Recommendations table with columns Columns.User, Columns.Item, Columns.Score`[, `Columns.Rank]. External user and item ids are used by default. For internal ids set return_external_ids to False. 1st column contains user ids, 2nd - ids of recommended items sorted by relevance for each user, 3rd - score that model gives for the user-item pair, 4th (present only if add_rank_col is True) - integers from 1 to number of user recommendations.

Return type

pd.DataFrame

Raises
  • NotFittedError – If called for not fitted model.

  • TypeError, ValueError – If arguments have inappropriate type or value

  • ValueError – If some of given users are warm/cold and model doesn’t support such type of users and on_unsupported_targets is set to “raise”.

recommend_to_items(target_items: Union[Sequence[Hashable], ndarray], dataset: Dataset, k: int, filter_itself: bool = True, items_to_recommend: Optional[Union[Sequence[Hashable], ndarray]] = None, add_rank_col: bool = True, on_unsupported_targets: Literal['ignore', 'warn', 'raise'] = 'raise') DataFrame[source]

Recommend items for target items.

To use this method model must be fitted.

Parameters
  • target_items (array-like) – Array of item ids to recommend for. Item ids are supposed to be external.

  • dataset (Dataset) – Dataset with input data. Usually it’s the same dataset that was used to fit model.

  • k (int) – Derived number of recommendations for every target item. Pay attention that in some cases real number of recommendations may be less than k.

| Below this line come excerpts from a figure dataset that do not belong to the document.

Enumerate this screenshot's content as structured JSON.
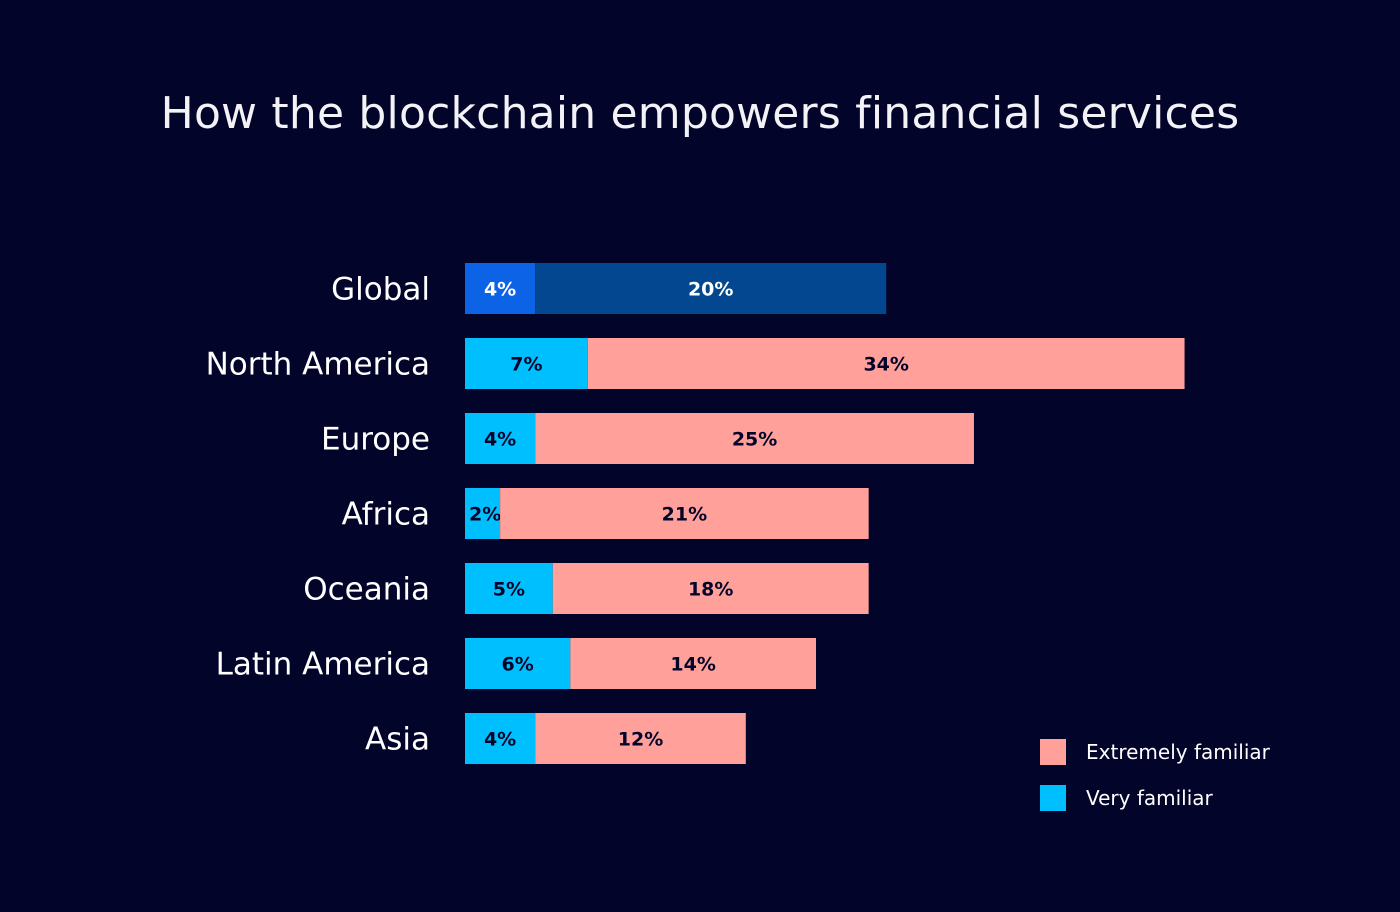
{
  "colors": {
    "background": "#03042a",
    "extremely": "#ffa19a",
    "very": "#00bfff",
    "global_very": "#0d63e6",
    "global_extremely": "#02478f",
    "text_dark": "#03042a",
    "text_light": "#ffffff"
  },
  "chart_data": {
    "type": "bar",
    "orientation": "horizontal",
    "stacked": true,
    "title": "How the blockchain empowers financial services",
    "categories": [
      "Global",
      "North America",
      "Europe",
      "Africa",
      "Oceania",
      "Latin America",
      "Asia"
    ],
    "series": [
      {
        "name": "Very familiar",
        "values": [
          4,
          7,
          4,
          2,
          5,
          6,
          4
        ],
        "labels": [
          "4%",
          "7%",
          "4%",
          "2%",
          "5%",
          "6%",
          "4%"
        ]
      },
      {
        "name": "Extremely familiar",
        "values": [
          20,
          34,
          25,
          21,
          18,
          14,
          12
        ],
        "labels": [
          "20%",
          "34%",
          "25%",
          "21%",
          "18%",
          "14%",
          "12%"
        ]
      }
    ],
    "xlabel": "",
    "ylabel": "",
    "xlim": [
      0,
      41
    ],
    "grid": false,
    "legend_position": "bottom-right"
  },
  "legend": {
    "items": [
      {
        "label": "Extremely familiar",
        "color": "#ffa19a"
      },
      {
        "label": "Very familiar",
        "color": "#00bfff"
      }
    ]
  }
}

  • filter_itself (bool, default True) – If True, item will be excluded from recommendations to itself.

  • items_to_recommend (array-like, optional, default None) – Whitelist of item ids. If given, only these items will be used for recommendations. Otherwise all items from dataset will be used. Item ids are supposed to be external

  • add_rank_col (bool, default True) – Whether to add rank column to recommendations. If True column Columns.Rank will be added. This column contain integers from 1 to number of item recommendations. In any case recommendations are sorted per rank for every target item. Less rank means more relevant recommendation.

  • on_unsupported_targets (Literal["raise", "warn", "ignore"], default "raise") – How to handle warm/cold target users when model doesn’t support warm/cold inference. Specify “raise” to raise ValueError in case unsupported targets are passed (default). Specify “ignore” to filter unsupported targets. Specify “warn” to filter with warning.

Returns

Recommendations table with columns Columns.TargetItem, Columns.Item, Columns.Score`[, `Columns.Rank]. External item ids are used by default. For internal ids set return_external_ids to False. 1st column contains target item ids, 2nd - ids of recommended items sorted by relevance for each target item, 3rd - score that model gives for the target-item pair, 4th (present only if add_rank_col is True) - integers from 1 to number of recommendations.

Return type

pd.DataFrame

Raises
  • NotFittedError – If called for not fitted model.

  • TypeError, ValueError – If arguments have inappropriate type or value

  • ValueError – If some of given users are warm/cold and model doesn’t support such type of users and on_unsupported_targets is set to “raise”.